07.02.2020 - 11:33 Uhr
Weiden in der OberpfalzOberpfalz

Weidener will "Ninja Warrior" werden: Nach Krankheit zurückgekämpft

Stefan Dewald ist begeisterter Sportler – bis er im vergangenen Sommer einen schweren epileptischen Anfall erleidet. Doch er kämpft sich zurück. Nun hat er sogar die Chance, in der RTL-TV-Show "Ninja Warrior" aufzutreten.

von Stefan NeidlProfil

Er war schon immer sportbegeistert, erzählt der Weidener Stefan Dewald. Er probierte bereits Eishockey, Krafttraining, Wakeboard, Snowboard, Bouldern und Fußball aus. Auf den Geschmack für spezielle Parcours kam er über Ninja-Parks und der Teilnahme am 18-Kilometer-Lauf "Tough Mudder" in Süddeutschland. "Was mich daran faszinierte, war das Teamgefühl. Schwere Aufgaben und Hindernisse gemeinsam zu bewältigen", erzählt der Sachbearbeiter.

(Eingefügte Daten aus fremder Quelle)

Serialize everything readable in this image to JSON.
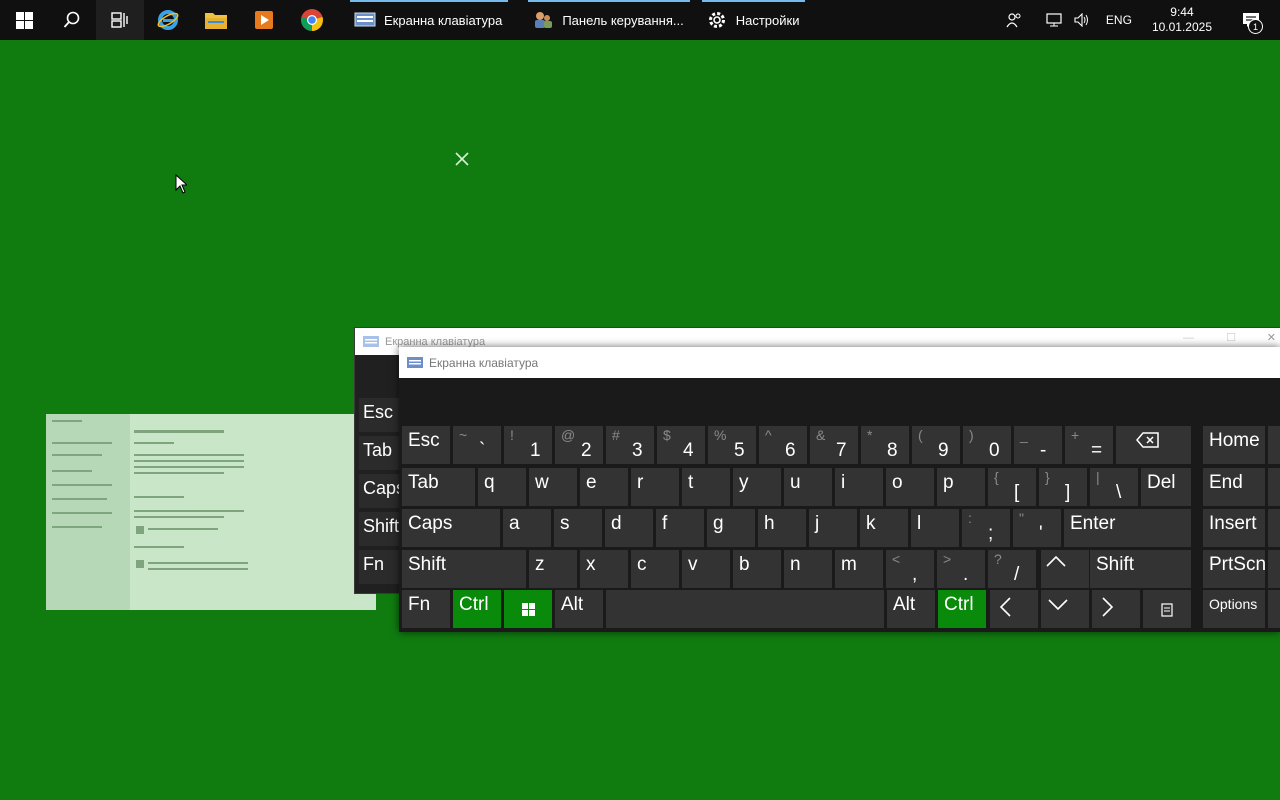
{
  "taskbar": {
    "apps": [
      {
        "label": "Екранна клавіатура",
        "icon": "keyboard-icon"
      },
      {
        "label": "Панель керування...",
        "icon": "control-panel-icon"
      },
      {
        "label": "Настройки",
        "icon": "gear-icon"
      }
    ],
    "tray": {
      "language": "ENG",
      "time": "9:44",
      "date": "10.01.2025",
      "notifications_count": "1"
    }
  },
  "back_window": {
    "title": "Екранна клавіатура",
    "side_keys": [
      "Esc",
      "Tab",
      "Caps",
      "Shift",
      "Fn"
    ]
  },
  "window": {
    "title": "Екранна клавіатура",
    "colors": {
      "accent": "#0a8a0a",
      "key": "#333333",
      "background": "#107c10"
    },
    "row1": [
      {
        "label": "Esc"
      },
      {
        "shift": "~",
        "main": "`"
      },
      {
        "shift": "!",
        "main": "1"
      },
      {
        "shift": "@",
        "main": "2"
      },
      {
        "shift": "#",
        "main": "3"
      },
      {
        "shift": "$",
        "main": "4"
      },
      {
        "shift": "%",
        "main": "5"
      },
      {
        "shift": "^",
        "main": "6"
      },
      {
        "shift": "&",
        "main": "7"
      },
      {
        "shift": "*",
        "main": "8"
      },
      {
        "shift": "(",
        "main": "9"
      },
      {
        "shift": ")",
        "main": "0"
      },
      {
        "shift": "_",
        "main": "-"
      },
      {
        "shift": "+",
        "main": "="
      }
    ],
    "row2": [
      {
        "label": "Tab"
      },
      {
        "label": "q"
      },
      {
        "label": "w"
      },
      {
        "label": "e"
      },
      {
        "label": "r"
      },
      {
        "label": "t"
      },
      {
        "label": "y"
      },
      {
        "label": "u"
      },
      {
        "label": "i"
      },
      {
        "label": "o"
      },
      {
        "label": "p"
      },
      {
        "shift": "{",
        "main": "["
      },
      {
        "shift": "}",
        "main": "]"
      },
      {
        "shift": "|",
        "main": "\\"
      },
      {
        "label": "Del"
      }
    ],
    "row3": [
      {
        "label": "Caps"
      },
      {
        "label": "a"
      },
      {
        "label": "s"
      },
      {
        "label": "d"
      },
      {
        "label": "f"
      },
      {
        "label": "g"
      },
      {
        "label": "h"
      },
      {
        "label": "j"
      },
      {
        "label": "k"
      },
      {
        "label": "l"
      },
      {
        "shift": ":",
        "main": ";"
      },
      {
        "shift": "\"",
        "main": "'"
      },
      {
        "label": "Enter"
      }
    ],
    "row4": [
      {
        "label": "Shift"
      },
      {
        "label": "z"
      },
      {
        "label": "x"
      },
      {
        "label": "c"
      },
      {
        "label": "v"
      },
      {
        "label": "b"
      },
      {
        "label": "n"
      },
      {
        "label": "m"
      },
      {
        "shift": "<",
        "main": ","
      },
      {
        "shift": ">",
        "main": "."
      },
      {
        "shift": "?",
        "main": "/"
      },
      {
        "label": "Shift"
      }
    ],
    "row5": [
      {
        "label": "Fn"
      },
      {
        "label": "Ctrl"
      },
      {
        "label": "Alt"
      },
      {
        "label": "Alt"
      },
      {
        "label": "Ctrl"
      }
    ],
    "nav": [
      {
        "label": "Home"
      },
      {
        "label": "End"
      },
      {
        "label": "Insert"
      },
      {
        "label": "PrtScn"
      },
      {
        "label": "Options"
      }
    ]
  }
}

Bereits 2019 bewarb er sich bei den Castings zu "Ninja Warrior". Seine Leistungen waren so gut, dass er die Zusage für die TV-Show bereits hatte. Doch so weit kam es nicht. Kurz nach seinem 30. Geburtstag, am 13. Juli, war er in der Weidener Innenstadt unterwegs. Plötzlich fühlte er sich merkwürdig, erzählt er. "Ich dachte an Müdigkeit vom Training." Dann könne er an nichts mehr erinnern. Seine Freunde erzählten ihm danach, er habe zu zittern angefangen und keine Luft mehr bekommen. Eine Freundin, mit der er damals unterwegs war, arbeitet in der Notaufnahme und erkannte sofort einen epileptischen Anfall. Sie leistete Erste Hilfe und rief den Krankenwagen.

Ärzte diagnostizierten ein blutendes Kavernom, also eine Gefäßfehlbildung im Gehirn. In einer mehrstündigen Operation entfernten sie das Kavernom. Bei Untersuchungen fanden die Mediziner 13 weitere Kavernome. Die sind gutartig, aber regelmäßige Kontrollen sind nun Pflicht für Dewald.

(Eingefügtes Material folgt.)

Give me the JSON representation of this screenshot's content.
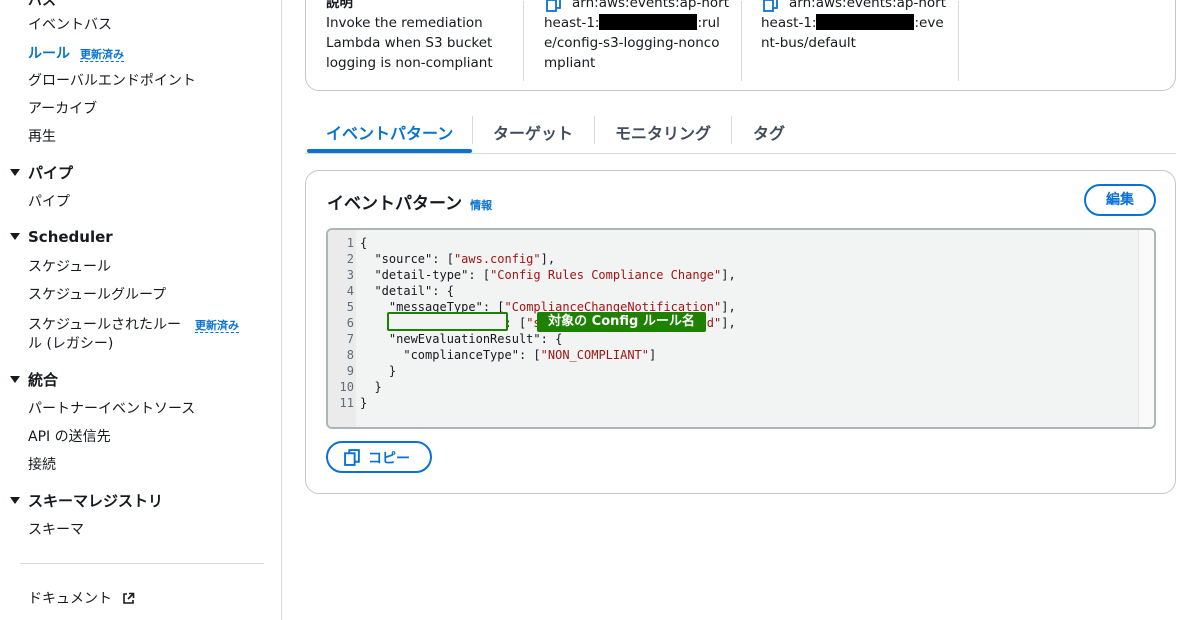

Der Weidener lag für mehrere Wochen im Krankenhaus. Danach durfte er monatelang keinen Sport machen. Mit Hilfe seiner Familie und besten Freunde stand er diese schwere Zeit durch. Heute ist er wieder voll im Training. Die Gedanken an den Vorfall und das Bewusstsein, dass weitere Kavernome in seinem Körper vorhanden sind beschäftigen ihn aber. "Meine positive Einstellung und der Blick nach vorne stärken mich aber immer wieder", sagt der 30-Jährige.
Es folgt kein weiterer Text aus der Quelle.